Like many other states across the nation, Wisconsin took many different steps during the beginning of the COVID-19 pandemic to stop the spread of this virus. Wisconsin’s Safer At Home order went into effect on March 25, 2020. The goal of Safer At Home was to prohibit nonessential travel and limit gatherings to help flatten the curve of COVID-19 and ensure the capacity of Wisconsin’s health care system. On April 20, 2020, Governor Evers released the Badger Bounce Back Plan. Badger Bounce Back was rooted in science and public health practices and detailed Wisconsin's phased approach for reopening after the Safer At Home Order ended.
On May 13, 2020, the Wisconsin Supreme Court struck down Wisconsin’s Safer at Home Order and did not allow Wisconsin to begin slowly reopening by following the metrics and criteria outlined in the Badger Bounce Back Plan. While we were not able to implement the Badger Bounce Back Plan, we kept monitoring the data benchmarks and thresholds in the plan. This served as an important tool for Wisconsinites to use to understand our state’s daily disease activity and how our public health and health care systems were working together to keep Wisconsinites and front line responders safe and healthy.
In June 2020, we launched a new local data dashboard that provides county and regional data for local communities to use to better understand and respond to COVID-19. The data dashboard consists of maps and tables that toggle between counties and Healthcare Emergency Readiness Coalition (HERC) regions. The counties and regions are color-coded to indicate overall COVID-19 activity status: low, medium, or high. Overall activity status is a summary indicator based on two data points: the burden of cases and the trajectory of cases. Burden, also defined as case rate, is the total number of cases a county or region has per 100,000 Wisconsin residents in the past two weeks, and is described as low, moderate, moderately high, or high. Trajectory, also defined as case change, refers to the percent change of cases in the past two weeks, and is described as shrinking, growing, or having no significant change.

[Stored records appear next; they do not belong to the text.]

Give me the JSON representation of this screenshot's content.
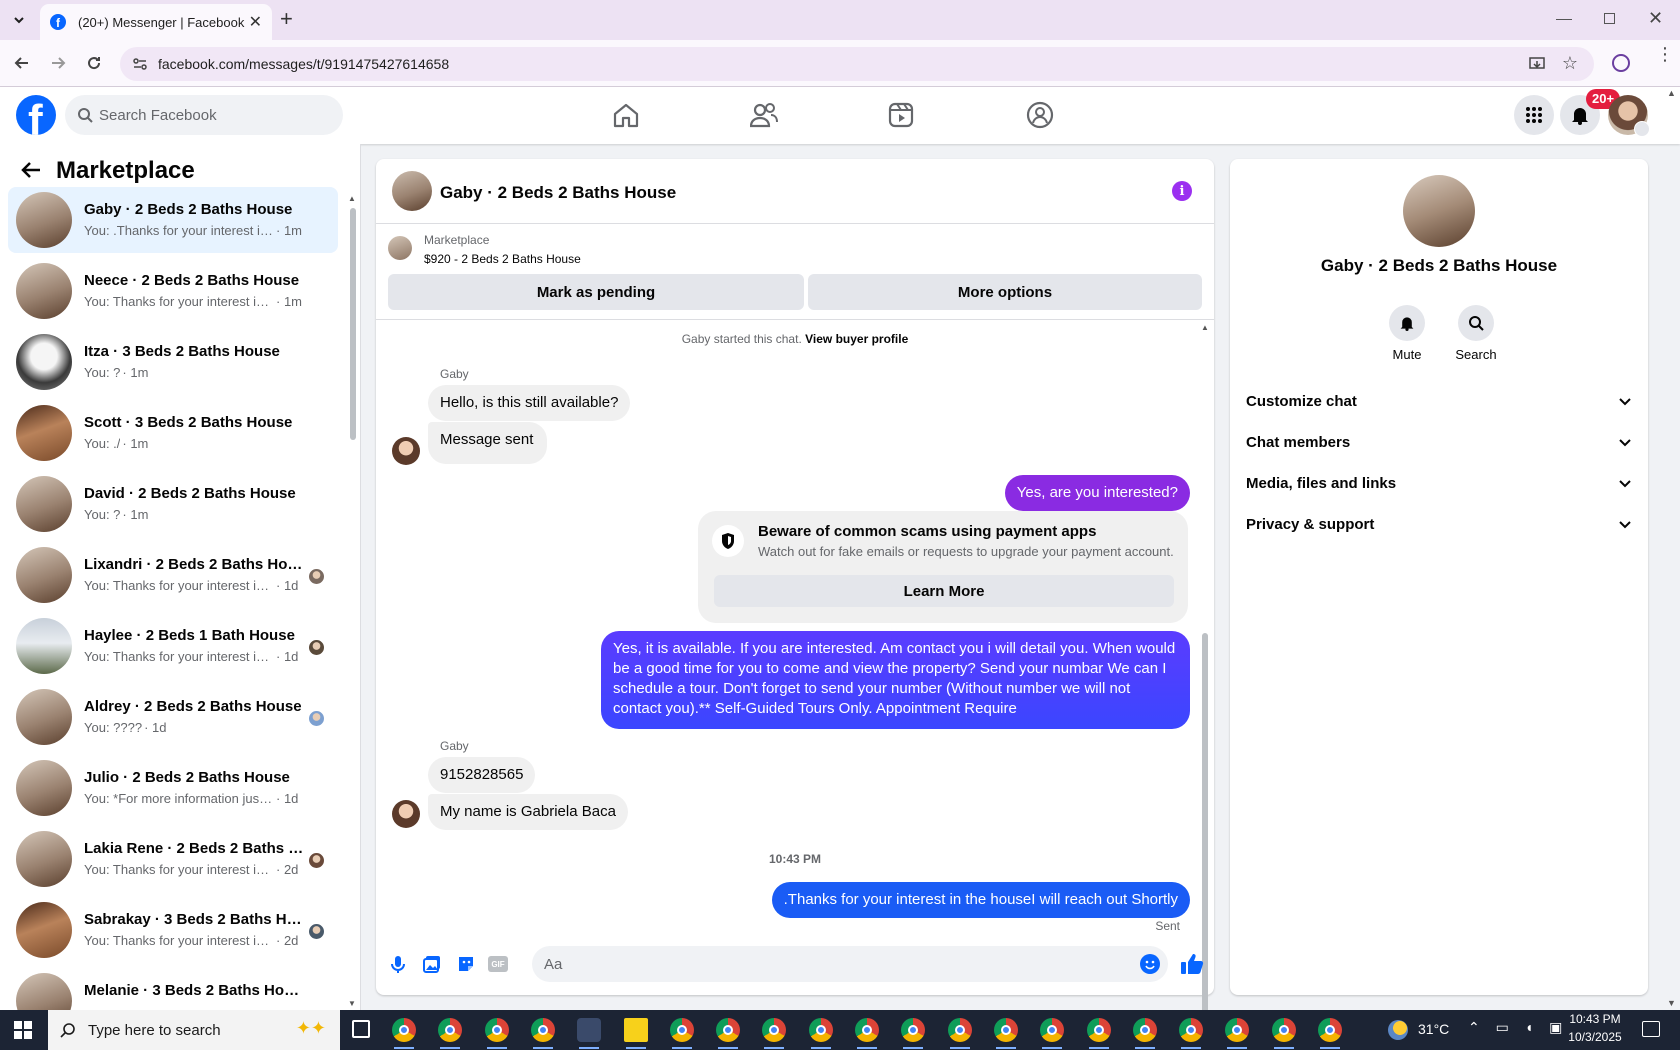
{
  "browser": {
    "tab_title": "(20+) Messenger | Facebook",
    "url": "facebook.com/messages/t/9191475427614658"
  },
  "topbar": {
    "search_placeholder": "Search Facebook",
    "notification_count": "20+"
  },
  "sidebar": {
    "title": "Marketplace",
    "items": [
      {
        "name": "Gaby · 2 Beds 2 Baths House",
        "preview": "You: .Thanks for your interest in th...",
        "time": "· 1m",
        "active": true
      },
      {
        "name": "Neece · 2 Beds 2 Baths House",
        "preview": "You: Thanks for your interest in the...",
        "time": "· 1m"
      },
      {
        "name": "Itza · 3 Beds 2 Baths House",
        "preview": "You: ?",
        "time": "· 1m"
      },
      {
        "name": "Scott · 3 Beds 2 Baths House",
        "preview": "You: ./",
        "time": "· 1m"
      },
      {
        "name": "David · 2 Beds 2 Baths House",
        "preview": "You: ?",
        "time": "· 1m"
      },
      {
        "name": "Lixandri · 2 Beds 2 Baths House",
        "preview": "You: Thanks for your interest in t...",
        "time": "· 1d"
      },
      {
        "name": "Haylee · 2 Beds 1 Bath House",
        "preview": "You: Thanks for your interest in t...",
        "time": "· 1d"
      },
      {
        "name": "Aldrey · 2 Beds 2 Baths House",
        "preview": "You: ????",
        "time": "· 1d"
      },
      {
        "name": "Julio · 2 Beds 2 Baths House",
        "preview": "You: *For more information just sen...",
        "time": "· 1d"
      },
      {
        "name": "Lakia Rene · 2 Beds 2 Baths H...",
        "preview": "You: Thanks for your interest in t...",
        "time": "· 2d"
      },
      {
        "name": "Sabrakay · 3 Beds 2 Baths Ho...",
        "preview": "You: Thanks for your interest in t...",
        "time": "· 2d"
      },
      {
        "name": "Melanie · 3 Beds 2 Baths House",
        "preview": "",
        "time": ""
      }
    ]
  },
  "chat": {
    "title": "Gaby · 2 Beds 2 Baths House",
    "listing_label": "Marketplace",
    "listing_price": "$920 - 2 Beds 2 Baths House",
    "mark_pending": "Mark as pending",
    "more_options": "More options",
    "started_text": "Gaby started this chat.",
    "view_profile": "View buyer profile",
    "sender_name": "Gaby",
    "msg1": "Hello, is this still available?",
    "msg2": "Message sent",
    "msg3": "Yes, are you interested?",
    "warn_title": "Beware of common scams using payment apps",
    "warn_body": "Watch out for fake emails or requests to upgrade your payment account.",
    "learn_more": "Learn More",
    "msg4": "Yes, it is available. If you are interested.  Am contact you i will detail you.  When would be a good time for you to come and view the property? Send your numbar We can I schedule a tour.  Don't forget to send your number (Without number we will not contact you).** Self-Guided Tours Only. Appointment Require",
    "sender_name2": "Gaby",
    "msg5": "9152828565",
    "msg6": "My name is Gabriela Baca",
    "timestamp": "10:43 PM",
    "msg7": ".Thanks for your interest in the houseI will reach out Shortly",
    "sent_status": "Sent",
    "composer_placeholder": "Aa"
  },
  "details": {
    "name": "Gaby · 2 Beds 2 Baths House",
    "mute": "Mute",
    "search": "Search",
    "sections": [
      "Customize chat",
      "Chat members",
      "Media, files and links",
      "Privacy & support"
    ]
  },
  "taskbar": {
    "search_placeholder": "Type here to search",
    "temperature": "31°C",
    "time": "10:43 PM",
    "date": "10/3/2025"
  },
  "colors": {
    "fb_blue": "#0866ff",
    "bubble_purple": "#8a2be2",
    "bubble_indigo": "#4b3bff",
    "bubble_blue": "#1a5cf5"
  }
}
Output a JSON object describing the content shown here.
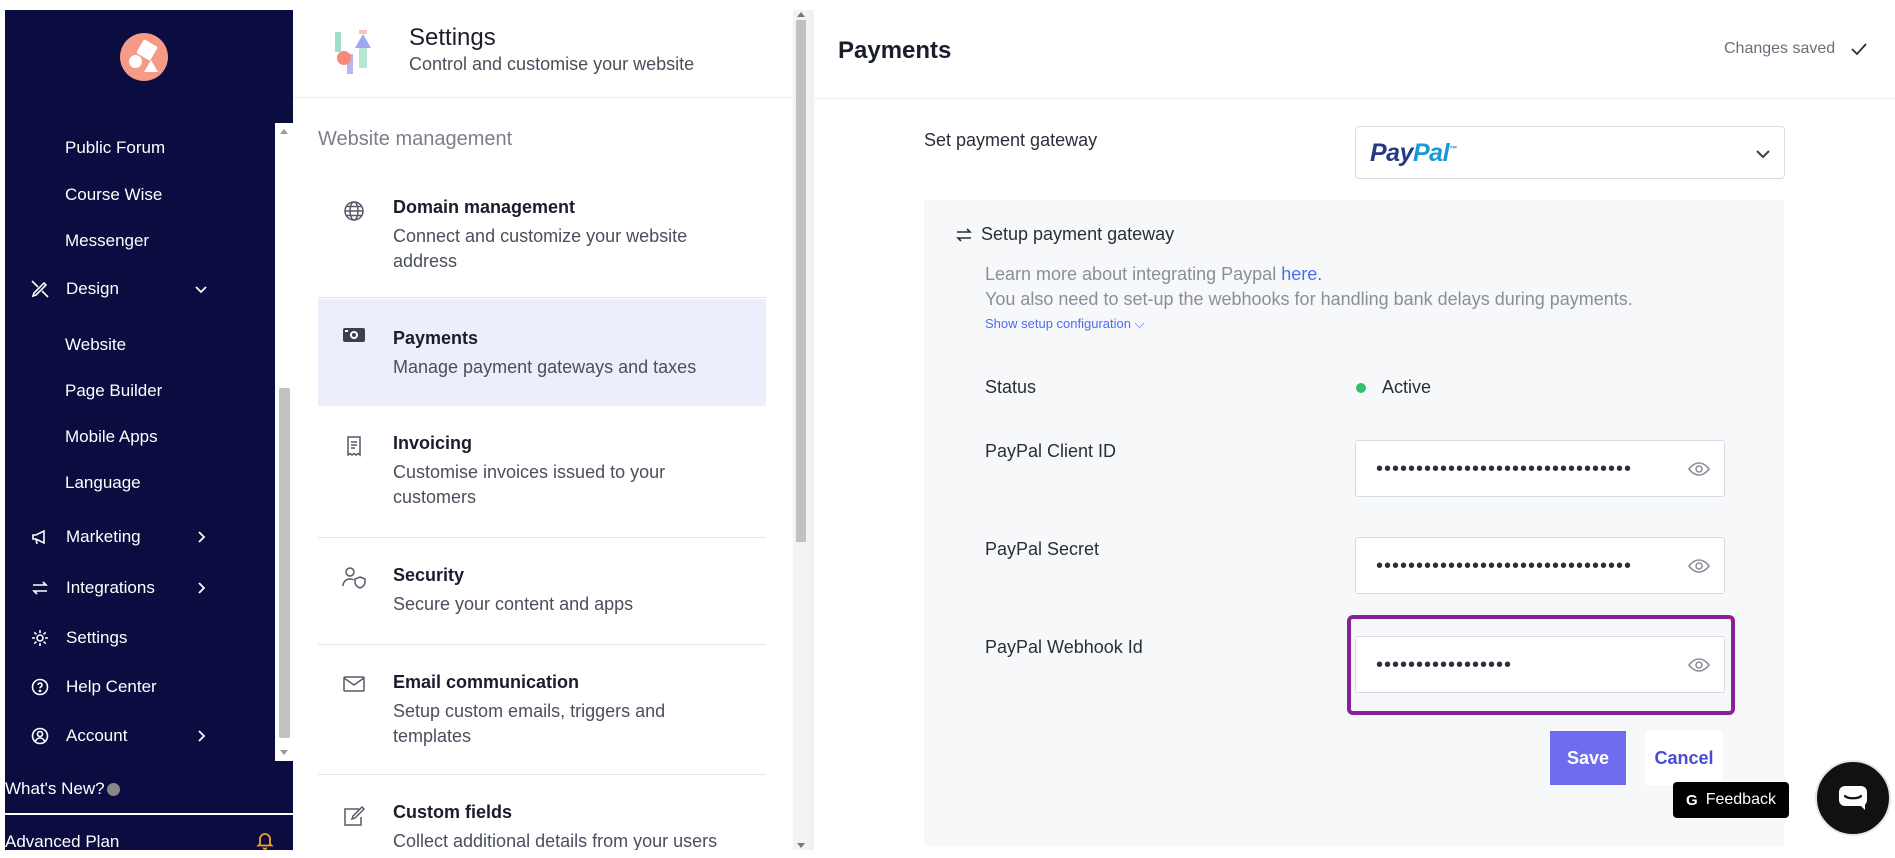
{
  "sidebar": {
    "sub_items_top": [
      "Public Forum",
      "Course Wise",
      "Messenger"
    ],
    "design": {
      "label": "Design",
      "icon": "design-pencil-icon"
    },
    "design_items": [
      "Website",
      "Page Builder",
      "Mobile Apps",
      "Language"
    ],
    "marketing": {
      "label": "Marketing",
      "icon": "megaphone-icon"
    },
    "integrations": {
      "label": "Integrations",
      "icon": "arrows-exchange-icon"
    },
    "settings": {
      "label": "Settings",
      "icon": "gear-icon"
    },
    "help": {
      "label": "Help Center",
      "icon": "question-circle-icon"
    },
    "account": {
      "label": "Account",
      "icon": "user-circle-icon"
    },
    "whats_new": "What's New?",
    "plan": "Advanced Plan"
  },
  "settings_panel": {
    "title": "Settings",
    "subtitle": "Control and customise your website",
    "section": "Website management",
    "items": [
      {
        "title": "Domain management",
        "desc": "Connect and customize your website address",
        "icon": "globe-icon"
      },
      {
        "title": "Payments",
        "desc": "Manage payment gateways and taxes",
        "icon": "money-icon"
      },
      {
        "title": "Invoicing",
        "desc": "Customise invoices issued to your customers",
        "icon": "receipt-icon"
      },
      {
        "title": "Security",
        "desc": "Secure your content and apps",
        "icon": "user-shield-icon"
      },
      {
        "title": "Email communication",
        "desc": "Setup custom emails, triggers and templates",
        "icon": "envelope-icon"
      },
      {
        "title": "Custom fields",
        "desc": "Collect additional details from your users",
        "icon": "edit-form-icon"
      }
    ]
  },
  "payments": {
    "title": "Payments",
    "changes_saved": "Changes saved",
    "gateway_label": "Set payment gateway",
    "gateway_selected": {
      "part1": "Pay",
      "part2": "Pal",
      "tm": "™"
    },
    "setup_title": "Setup payment gateway",
    "learn_prefix": "Learn more about integrating Paypal ",
    "learn_link": "here.",
    "learn_line2": "You also need to set-up the webhooks for handling bank delays during payments.",
    "show_config": "Show setup configuration ⌵",
    "status_label": "Status",
    "status_value": "Active",
    "client_id_label": "PayPal Client ID",
    "client_id_value": "••••••••••••••••••••••••••••••••",
    "secret_label": "PayPal Secret",
    "secret_value": "••••••••••••••••••••••••••••••••",
    "webhook_label": "PayPal Webhook Id",
    "webhook_value": "•••••••••••••••••",
    "save": "Save",
    "cancel": "Cancel"
  },
  "widgets": {
    "feedback_icon": "G",
    "feedback": "Feedback"
  },
  "colors": {
    "sidebar_bg": "#0b0c3f",
    "accent": "#6f6cf0",
    "active_item_bg": "#eceefb",
    "status_active": "#2fc16b",
    "highlight": "#8a2199"
  }
}
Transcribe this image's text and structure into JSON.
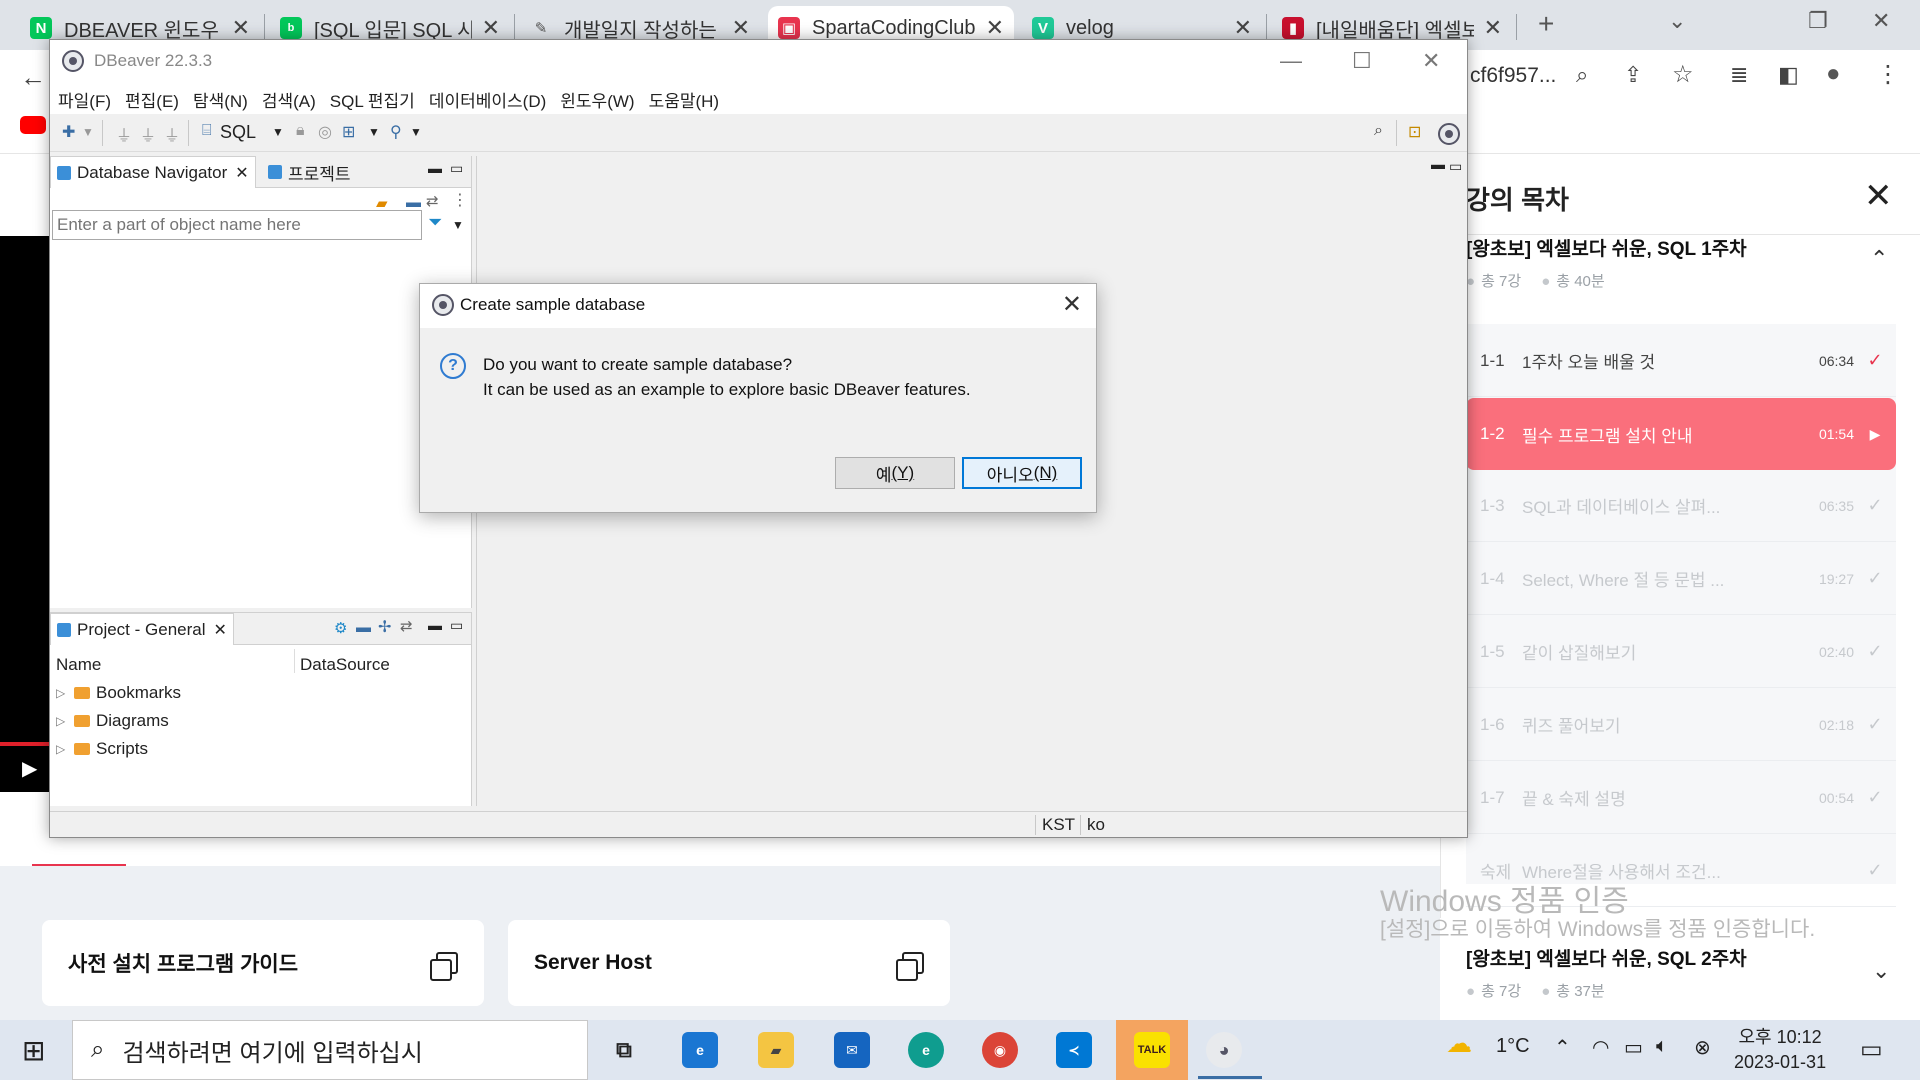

On September 30, 2020, we launched an expanded version of the local data dashboard to give even more information that our counties and communities need to understand the impact of COVID-19. At this same time, we decommissioned the daily Badger Bounce Back data updates as some of this data was incorporated into the local dashboard, moved to the cases webpage, or was already being shared on other pages in a slightly different format.
- The two symptoms graphs tracking the trajectory of influenza-like illnesses (ILI) and COVID-19-like syndromic cases (CLI) can be found on the disease activity local data dashboard.
- You can now find information on positive tests that was displayed for cases on our Wisconsin summary data page.
- The two visualizations for hospitals that tracked whether hospitals can affirm they can treat patients without crisis standards of care and have arranged for testing have been decommissioned, as hospitals have informed us that this is not a complete representation of the ability for hospitals to respond to the COVID-19 pandemic. The hospitals page now contains information about hospital resources and is the new location to find information about COVID-19 cases among health care workers. You can also find additional information for the hospitals in your region or county on the hospital capacity local data dashboard.